Restriction d'échanges record Le souci, c'est que les pays du G20 ne jouent que partiellement le jeu: leur communiqué de Shanghai reconnaît "avec inquiétude" la montée des mesures protectionnistes adoptées par les propres membres du groupe. "En dépit d'engagements répétés, le nombre de nouvelles mesures imposées par les membres du G20 et restreignant les échanges de biens et services atteint un rythme mensuel record depuis que l'OMC a commencé ses décomptes en 2009", s'alarme-t-il.
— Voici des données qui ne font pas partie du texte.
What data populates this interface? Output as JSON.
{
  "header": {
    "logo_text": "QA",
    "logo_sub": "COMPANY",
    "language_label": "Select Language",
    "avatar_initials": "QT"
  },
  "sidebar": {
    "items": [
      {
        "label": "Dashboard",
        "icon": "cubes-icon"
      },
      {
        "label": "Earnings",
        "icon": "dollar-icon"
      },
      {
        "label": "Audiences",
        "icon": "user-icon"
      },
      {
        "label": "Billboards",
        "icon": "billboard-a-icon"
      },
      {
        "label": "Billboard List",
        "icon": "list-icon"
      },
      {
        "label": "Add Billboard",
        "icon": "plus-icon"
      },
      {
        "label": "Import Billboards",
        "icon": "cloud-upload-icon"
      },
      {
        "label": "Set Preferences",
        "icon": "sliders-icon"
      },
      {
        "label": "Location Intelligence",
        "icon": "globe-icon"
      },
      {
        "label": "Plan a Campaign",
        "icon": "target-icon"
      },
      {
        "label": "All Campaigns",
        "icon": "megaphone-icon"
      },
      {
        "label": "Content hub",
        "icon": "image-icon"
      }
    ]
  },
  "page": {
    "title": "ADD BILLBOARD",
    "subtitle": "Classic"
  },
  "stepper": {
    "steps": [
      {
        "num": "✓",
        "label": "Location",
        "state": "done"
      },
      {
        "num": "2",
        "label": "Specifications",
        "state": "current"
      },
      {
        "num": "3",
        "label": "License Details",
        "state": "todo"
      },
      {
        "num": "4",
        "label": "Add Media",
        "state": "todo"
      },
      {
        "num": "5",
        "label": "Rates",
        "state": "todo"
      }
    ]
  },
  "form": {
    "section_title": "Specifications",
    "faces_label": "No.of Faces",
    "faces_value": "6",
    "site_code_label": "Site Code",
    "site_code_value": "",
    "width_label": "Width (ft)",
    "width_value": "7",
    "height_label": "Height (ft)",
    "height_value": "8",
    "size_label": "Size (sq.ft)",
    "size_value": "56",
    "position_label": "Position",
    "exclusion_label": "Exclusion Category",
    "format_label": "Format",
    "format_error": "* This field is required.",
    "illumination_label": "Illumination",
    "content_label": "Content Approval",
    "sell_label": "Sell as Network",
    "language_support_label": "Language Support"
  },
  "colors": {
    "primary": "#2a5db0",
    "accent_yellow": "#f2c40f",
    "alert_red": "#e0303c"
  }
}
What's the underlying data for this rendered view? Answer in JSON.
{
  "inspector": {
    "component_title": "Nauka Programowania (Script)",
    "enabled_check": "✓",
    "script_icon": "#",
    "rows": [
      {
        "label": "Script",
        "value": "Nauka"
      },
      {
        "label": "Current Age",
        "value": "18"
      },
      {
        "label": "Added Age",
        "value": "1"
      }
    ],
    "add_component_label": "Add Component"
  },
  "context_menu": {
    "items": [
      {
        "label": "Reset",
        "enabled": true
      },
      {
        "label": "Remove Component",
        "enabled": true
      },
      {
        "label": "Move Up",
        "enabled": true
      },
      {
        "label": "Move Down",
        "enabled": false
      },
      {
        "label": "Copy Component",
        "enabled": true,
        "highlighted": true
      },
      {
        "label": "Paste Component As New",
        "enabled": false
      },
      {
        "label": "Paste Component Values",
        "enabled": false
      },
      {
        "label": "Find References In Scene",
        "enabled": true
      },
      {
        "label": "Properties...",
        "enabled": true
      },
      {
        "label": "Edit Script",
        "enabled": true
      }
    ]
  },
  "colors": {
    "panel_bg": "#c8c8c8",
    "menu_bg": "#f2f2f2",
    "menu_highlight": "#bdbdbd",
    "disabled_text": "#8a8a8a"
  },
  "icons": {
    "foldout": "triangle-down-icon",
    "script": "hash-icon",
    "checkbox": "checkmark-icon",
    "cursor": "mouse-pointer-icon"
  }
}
Ces mesures pénalisent le fret, et affectent aussi bien l'industrie électronique que les produits agricoles, prévient Robert Koopman, chef économiste de l'Organisation mondiale du commerce (OMC), rencontré en marge du G20.
La Chine "déjà dans l'action" La Chine est particulièrement visée: ses aciers sont sous le coup de multiples mesures antidumping de l'Union européenne (UE), et de taxes prohibitives infligées par les Etats-Unis, Pékin étant accusé d'inonder le monde d'acier bon marché pour soulager les surcapacités colossales de ses sidérurgistes. Elle produit à elle seule la moitié de l'acier mondial. Le sujet s'est invité dans les discussions shanghaïennes - mais la déclaration finale se contente de décrire ces "capacités excédentaires" comme "un problème mondial exigeant des réponses collectives". Devant la presse, le vice-ministre chinois au Commerce Wang Shouwen s'est agacé: "Pendant que certains pays (également responsables) débattent encore des mesures souhaitables, les autorités chinoises sont déjà dans l'action" pour restreindre l'appareil de production des groupes étatiques.
Ratification du TFA à accélérer Le dossier sidérurgique avait pesé lourd dans le récent vote du Parlement européen appelant à refuser l'octroi à Pékin le statut privilégié d'"économie de marché". Washington fustige de son côté des "distorsions du marché". A l'instigation de Pékin, les pays du G20 ont par ailleurs appelé dimanche à accélérer le processus de ratification de l'Accord sur la facilitation des échanges (TFA). Conclu dans la douleur fin 2013 à Bali pour réduire les frais douaniers, il doit être ratifié par les deux tiers des membres de l'OMC pour entrer en vigueur. Récemment, plusieurs pays du G20 (Argentine, Canada, Indonésie...) manquaient à l'appel.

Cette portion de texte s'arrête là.